There’s no change in electricity rates, but Newfoundland and Labrador Hydro is going to return the excess money paid for fuel burned at Holyrood sooner than normal.
Usually, it’s paid back over the course of 12 months, but the provincial government will order the Public Utilities Board to have the full amount—$50-million—returned in one lump sum, likely in July.
The amount will vary per customer, but someone who spends $200-month, or $2,400 a year, would get a one-time credit of about $130-$140. The PUB will work out those details.
The money is due to customers in any event, so it’s of no cost to government.
In addition, government has allocated $2.5-million to offset interest costs on overdue accounts over the next 15 months. The money will go to the utility company, so the program will cost neither Newfoundland Power nor Newfoundland and Labrador Hydro any money.

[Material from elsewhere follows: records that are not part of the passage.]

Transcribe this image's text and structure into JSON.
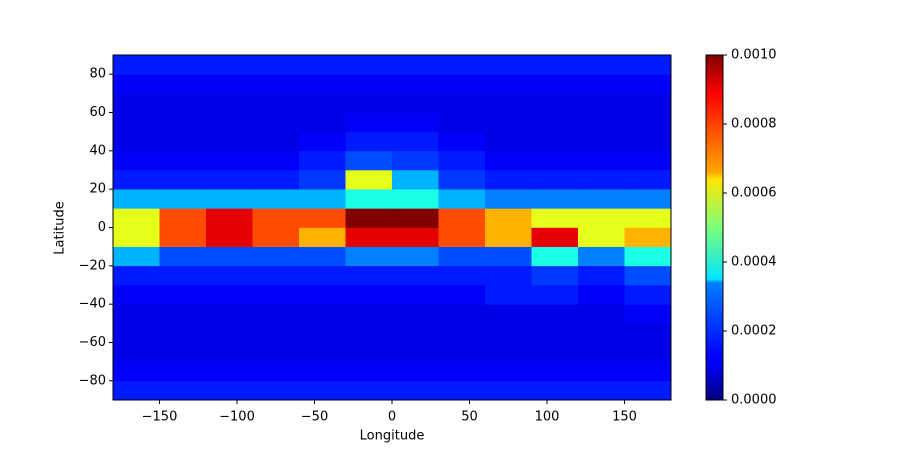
{
  "chart_data": {
    "type": "heatmap",
    "x_label": "Longitude",
    "y_label": "Latitude",
    "colormap": "jet",
    "xlim": [
      -180,
      180
    ],
    "ylim": [
      -90,
      90
    ],
    "xticks": [
      {
        "value": -150,
        "label": "−150"
      },
      {
        "value": -100,
        "label": "−100"
      },
      {
        "value": -50,
        "label": "−50"
      },
      0,
      50,
      100,
      150
    ],
    "yticks": [
      {
        "value": -80,
        "label": "−80"
      },
      {
        "value": -60,
        "label": "−60"
      },
      {
        "value": -40,
        "label": "−40"
      },
      {
        "value": -20,
        "label": "−20"
      },
      0,
      20,
      40,
      60,
      80
    ],
    "xbins": [
      -180,
      -150,
      -120,
      -90,
      -60,
      -30,
      0,
      30,
      60,
      90,
      120,
      150,
      180
    ],
    "ybins": [
      -90,
      -80,
      -70,
      -60,
      -50,
      -40,
      -30,
      -20,
      -10,
      0,
      10,
      20,
      30,
      40,
      50,
      60,
      70,
      80,
      90
    ],
    "values": [
      [
        0.00015,
        0.00015,
        0.00015,
        0.00015,
        0.00015,
        0.00015,
        0.00015,
        0.00015,
        0.00015,
        0.00015,
        0.00015,
        0.00015
      ],
      [
        0.00012,
        0.00012,
        0.00012,
        0.00012,
        0.00012,
        0.00012,
        0.00012,
        0.00012,
        0.00012,
        0.00012,
        0.00012,
        0.00012
      ],
      [
        0.0001,
        0.0001,
        0.0001,
        0.0001,
        0.0001,
        0.0001,
        0.0001,
        0.0001,
        0.0001,
        0.0001,
        0.0001,
        0.0001
      ],
      [
        0.0001,
        0.0001,
        0.0001,
        0.0001,
        0.0001,
        0.0001,
        0.0001,
        0.0001,
        0.0001,
        0.0001,
        0.0001,
        0.0001
      ],
      [
        0.0001,
        0.0001,
        0.0001,
        0.0001,
        0.0001,
        0.0001,
        0.0001,
        0.0001,
        0.0001,
        0.0001,
        0.0001,
        0.00012
      ],
      [
        0.00012,
        0.00012,
        0.00012,
        0.00012,
        0.00012,
        0.00012,
        0.00012,
        0.00012,
        0.00015,
        0.00015,
        0.00012,
        0.00015
      ],
      [
        0.00015,
        0.00015,
        0.00015,
        0.00015,
        0.00015,
        0.00015,
        0.00015,
        0.00015,
        0.00015,
        0.00018,
        0.00015,
        0.0002
      ],
      [
        0.0003,
        0.0002,
        0.0002,
        0.0002,
        0.0002,
        0.00025,
        0.00025,
        0.0002,
        0.0002,
        0.0004,
        0.00025,
        0.0004
      ],
      [
        0.0006,
        0.0008,
        0.0009,
        0.0008,
        0.0007,
        0.0009,
        0.0009,
        0.0008,
        0.0007,
        0.0009,
        0.0006,
        0.0007
      ],
      [
        0.0006,
        0.0008,
        0.0009,
        0.0008,
        0.0008,
        0.001,
        0.001,
        0.0008,
        0.0007,
        0.0006,
        0.0006,
        0.0006
      ],
      [
        0.0003,
        0.0003,
        0.0003,
        0.0003,
        0.0003,
        0.0004,
        0.0004,
        0.0003,
        0.00025,
        0.00025,
        0.00025,
        0.00025
      ],
      [
        0.00015,
        0.00015,
        0.00015,
        0.00015,
        0.00018,
        0.0006,
        0.0003,
        0.00018,
        0.00015,
        0.00015,
        0.00015,
        0.00015
      ],
      [
        0.00012,
        0.00012,
        0.00012,
        0.00012,
        0.00015,
        0.0002,
        0.00018,
        0.00015,
        0.00012,
        0.00012,
        0.00012,
        0.00012
      ],
      [
        0.0001,
        0.0001,
        0.0001,
        0.0001,
        0.00012,
        0.00015,
        0.00015,
        0.00012,
        0.0001,
        0.0001,
        0.0001,
        0.0001
      ],
      [
        0.0001,
        0.0001,
        0.0001,
        0.0001,
        0.0001,
        0.00012,
        0.00012,
        0.0001,
        0.0001,
        0.0001,
        0.0001,
        0.0001
      ],
      [
        0.0001,
        0.0001,
        0.0001,
        0.0001,
        0.0001,
        0.0001,
        0.0001,
        0.0001,
        0.0001,
        0.0001,
        0.0001,
        0.0001
      ],
      [
        0.00012,
        0.00012,
        0.00012,
        0.00012,
        0.00012,
        0.00012,
        0.00012,
        0.00012,
        0.00012,
        0.00012,
        0.00012,
        0.00012
      ],
      [
        0.00015,
        0.00015,
        0.00015,
        0.00015,
        0.00015,
        0.00015,
        0.00015,
        0.00015,
        0.00015,
        0.00015,
        0.00015,
        0.00015
      ]
    ],
    "clim": [
      0,
      0.001
    ],
    "cticks": [
      {
        "value": 0,
        "label": "0.0000"
      },
      {
        "value": 0.0002,
        "label": "0.0002"
      },
      {
        "value": 0.0004,
        "label": "0.0004"
      },
      {
        "value": 0.0006,
        "label": "0.0006"
      },
      {
        "value": 0.0008,
        "label": "0.0008"
      },
      {
        "value": 0.001,
        "label": "0.0010"
      }
    ]
  }
}
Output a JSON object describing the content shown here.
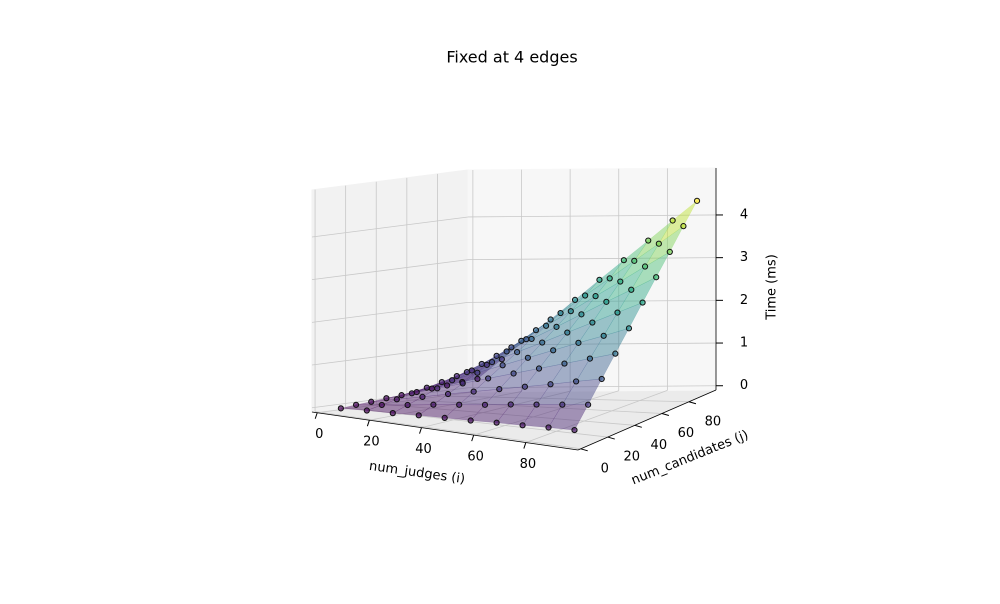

Announcement a Far Cry from Rate Relief: Opposition
The Opposition is not impressed with today’s announcement.
Opposition Finance critic Tony Wakeham says government’s plan does not do enough to support individual electricity customers.
He says in essence, the announcement is giving money back to ratepayers in the form of a one-time credit. He says it will not put any extra cash in the pockets of people or businesses and is a far cry from electricity rate relief.
No-one will receive a cheque and no-one will benefit more than Newfoundland Power, Wakeham claims.
He’d like to see the administrative fee collected by the utility waived by Newfoundland Power, and the money given back to customers.